İlk yıl kampı 170 bin kişi ziyaret etti. Öncelikle tüm dünyadan gençler ve gençlik grupları Nazi suçlarının sergilendiği müzeyi görmeye geldi. Auschwitz-Birkenau Anma Merkezi 1979 yılından bu yana UNESCO Dünya Kültür Mirası Listesi’nde yer alıyor.
10. Son görgü tanıkları
27 Ocak günü, Almanya’da 1996 yılından bu yana Nasyonal Sosyalizm Kurbanlarını Anma Günü olarak kabul ediliyor. Auschwitz Toplama Kampı mahkumlarının kurtuluşu böylece kolektif hafızada canlı kalıyor. Alman Federal Meclisi’nde her yıl 27 Ocak’ta bir anma töreni yapılıyor. Törende Almanya cumhurbaşkanları, Avrupalı siyasetçiler, (daha sonra vefat eden) Ruth Klüger ve Anita Lasker-Wallfisch gibi Yahudi Soykırımı’ndan sağ kurtulmayı başaranlar törende birer konuşma yapıyorlar.
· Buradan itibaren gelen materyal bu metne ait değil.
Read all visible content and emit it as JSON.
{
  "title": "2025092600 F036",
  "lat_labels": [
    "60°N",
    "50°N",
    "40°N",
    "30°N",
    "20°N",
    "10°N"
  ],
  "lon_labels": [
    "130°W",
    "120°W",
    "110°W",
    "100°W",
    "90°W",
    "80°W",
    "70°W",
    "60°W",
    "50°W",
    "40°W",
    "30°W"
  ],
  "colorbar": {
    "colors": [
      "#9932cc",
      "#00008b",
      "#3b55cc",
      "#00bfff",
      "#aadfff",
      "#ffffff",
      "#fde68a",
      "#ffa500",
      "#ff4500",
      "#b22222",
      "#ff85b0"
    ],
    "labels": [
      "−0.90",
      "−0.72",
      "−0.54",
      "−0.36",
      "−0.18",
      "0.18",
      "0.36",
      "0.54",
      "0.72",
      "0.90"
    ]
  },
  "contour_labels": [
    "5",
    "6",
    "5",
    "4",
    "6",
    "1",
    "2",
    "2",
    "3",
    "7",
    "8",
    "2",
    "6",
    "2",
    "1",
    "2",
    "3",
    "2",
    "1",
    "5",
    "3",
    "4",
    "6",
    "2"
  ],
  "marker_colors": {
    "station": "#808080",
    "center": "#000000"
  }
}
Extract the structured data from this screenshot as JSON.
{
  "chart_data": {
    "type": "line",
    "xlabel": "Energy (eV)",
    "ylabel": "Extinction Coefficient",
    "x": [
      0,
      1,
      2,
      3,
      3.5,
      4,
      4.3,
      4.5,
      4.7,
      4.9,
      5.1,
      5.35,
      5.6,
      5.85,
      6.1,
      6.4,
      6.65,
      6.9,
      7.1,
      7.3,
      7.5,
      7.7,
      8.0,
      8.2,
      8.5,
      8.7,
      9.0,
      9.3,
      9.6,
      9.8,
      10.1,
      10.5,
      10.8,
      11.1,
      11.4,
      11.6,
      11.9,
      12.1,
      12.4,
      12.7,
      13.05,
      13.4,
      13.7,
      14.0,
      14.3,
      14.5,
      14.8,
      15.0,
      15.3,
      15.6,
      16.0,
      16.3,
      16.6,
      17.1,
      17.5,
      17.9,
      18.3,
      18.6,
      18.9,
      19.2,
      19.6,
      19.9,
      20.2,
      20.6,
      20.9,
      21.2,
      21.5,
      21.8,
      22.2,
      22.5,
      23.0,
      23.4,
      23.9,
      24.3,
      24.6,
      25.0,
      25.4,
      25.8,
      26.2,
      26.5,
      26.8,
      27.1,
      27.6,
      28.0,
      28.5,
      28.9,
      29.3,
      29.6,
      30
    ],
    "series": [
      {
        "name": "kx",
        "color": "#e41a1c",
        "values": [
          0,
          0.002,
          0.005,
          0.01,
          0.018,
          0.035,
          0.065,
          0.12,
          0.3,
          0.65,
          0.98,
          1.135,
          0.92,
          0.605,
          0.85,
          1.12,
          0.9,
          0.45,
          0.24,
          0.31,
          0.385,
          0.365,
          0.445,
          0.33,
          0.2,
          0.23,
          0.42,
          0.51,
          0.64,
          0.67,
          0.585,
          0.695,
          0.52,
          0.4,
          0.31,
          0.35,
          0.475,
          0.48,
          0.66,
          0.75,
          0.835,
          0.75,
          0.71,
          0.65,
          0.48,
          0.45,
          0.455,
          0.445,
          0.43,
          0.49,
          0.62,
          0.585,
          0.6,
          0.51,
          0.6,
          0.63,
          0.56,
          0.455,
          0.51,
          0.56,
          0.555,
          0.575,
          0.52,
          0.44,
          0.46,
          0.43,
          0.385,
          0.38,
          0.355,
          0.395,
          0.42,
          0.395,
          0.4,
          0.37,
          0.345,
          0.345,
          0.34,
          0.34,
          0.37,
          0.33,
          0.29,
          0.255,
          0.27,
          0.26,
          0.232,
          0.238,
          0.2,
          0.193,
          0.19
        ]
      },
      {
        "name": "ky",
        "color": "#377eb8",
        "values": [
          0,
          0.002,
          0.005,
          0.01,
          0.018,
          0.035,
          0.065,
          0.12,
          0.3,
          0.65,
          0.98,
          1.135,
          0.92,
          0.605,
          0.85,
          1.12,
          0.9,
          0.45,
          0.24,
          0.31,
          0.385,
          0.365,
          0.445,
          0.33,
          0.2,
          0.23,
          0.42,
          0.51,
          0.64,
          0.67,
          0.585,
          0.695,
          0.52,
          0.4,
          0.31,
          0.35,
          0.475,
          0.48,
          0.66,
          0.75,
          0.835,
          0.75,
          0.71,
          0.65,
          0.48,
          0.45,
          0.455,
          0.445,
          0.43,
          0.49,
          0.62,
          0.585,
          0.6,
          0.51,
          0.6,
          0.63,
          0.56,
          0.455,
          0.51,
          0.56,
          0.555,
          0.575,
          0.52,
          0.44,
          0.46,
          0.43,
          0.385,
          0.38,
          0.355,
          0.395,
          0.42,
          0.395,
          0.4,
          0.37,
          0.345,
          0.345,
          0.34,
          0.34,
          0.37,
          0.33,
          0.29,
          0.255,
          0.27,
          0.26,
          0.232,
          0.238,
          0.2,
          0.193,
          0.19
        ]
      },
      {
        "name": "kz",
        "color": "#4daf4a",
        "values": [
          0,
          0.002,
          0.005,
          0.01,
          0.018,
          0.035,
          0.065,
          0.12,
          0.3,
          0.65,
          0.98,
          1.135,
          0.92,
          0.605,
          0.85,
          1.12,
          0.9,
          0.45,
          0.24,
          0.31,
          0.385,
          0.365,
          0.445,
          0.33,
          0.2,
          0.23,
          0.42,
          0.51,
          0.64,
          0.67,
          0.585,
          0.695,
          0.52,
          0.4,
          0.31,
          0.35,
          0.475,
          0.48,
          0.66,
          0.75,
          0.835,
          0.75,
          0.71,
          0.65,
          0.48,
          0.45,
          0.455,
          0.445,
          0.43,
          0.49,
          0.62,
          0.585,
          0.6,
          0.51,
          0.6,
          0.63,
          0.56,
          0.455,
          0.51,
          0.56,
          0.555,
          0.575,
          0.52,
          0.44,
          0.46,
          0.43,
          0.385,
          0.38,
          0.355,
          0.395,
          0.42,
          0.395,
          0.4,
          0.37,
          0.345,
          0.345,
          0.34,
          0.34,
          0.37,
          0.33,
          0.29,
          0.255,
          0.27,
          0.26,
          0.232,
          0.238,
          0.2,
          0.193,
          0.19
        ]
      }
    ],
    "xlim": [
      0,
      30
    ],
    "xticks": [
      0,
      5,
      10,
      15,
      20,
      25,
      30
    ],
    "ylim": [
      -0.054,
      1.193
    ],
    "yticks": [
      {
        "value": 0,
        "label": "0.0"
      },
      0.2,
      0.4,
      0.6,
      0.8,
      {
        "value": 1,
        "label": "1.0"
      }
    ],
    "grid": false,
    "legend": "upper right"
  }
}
2013 yılında ölen Alman edebiyatının önde gelen Yahudi yazarlarından Marcel Reich-Ranicki, tarihçi Saul Friedländer daha önceki törenlerde konuşma yapan isimler arasında. 27 Ocak, 2005 yılından bu yana da Uluslararası Yahudi Soykırımı Anma günü.
Auschwitz toplama kampından kurtulmayı başaranlar, her yıl “Yaşayanların Yürüyüşü” adı altında tüm dünyadan gençlerle el ele tutuşarak Auschwitz’den Birkenau’ya kadar yürüyor. 2020 ve 2021’de yürüyüş, korona pandemisi nedeniyle sanal ortamda yapıldı. 2022 yılının nisan ayında yürüyüşün yeniden gerçek hayatta yapılabilmesi hedefleniyor. Auschwitz toplama kampına tanıklık etmiş olanların sayısı her yıl daha da azalıyor. Auschwitz’in unutturulmaması için bu anıları, çocuklar, torunlar ve hatta onların çocuklarının taşıması gerekecek.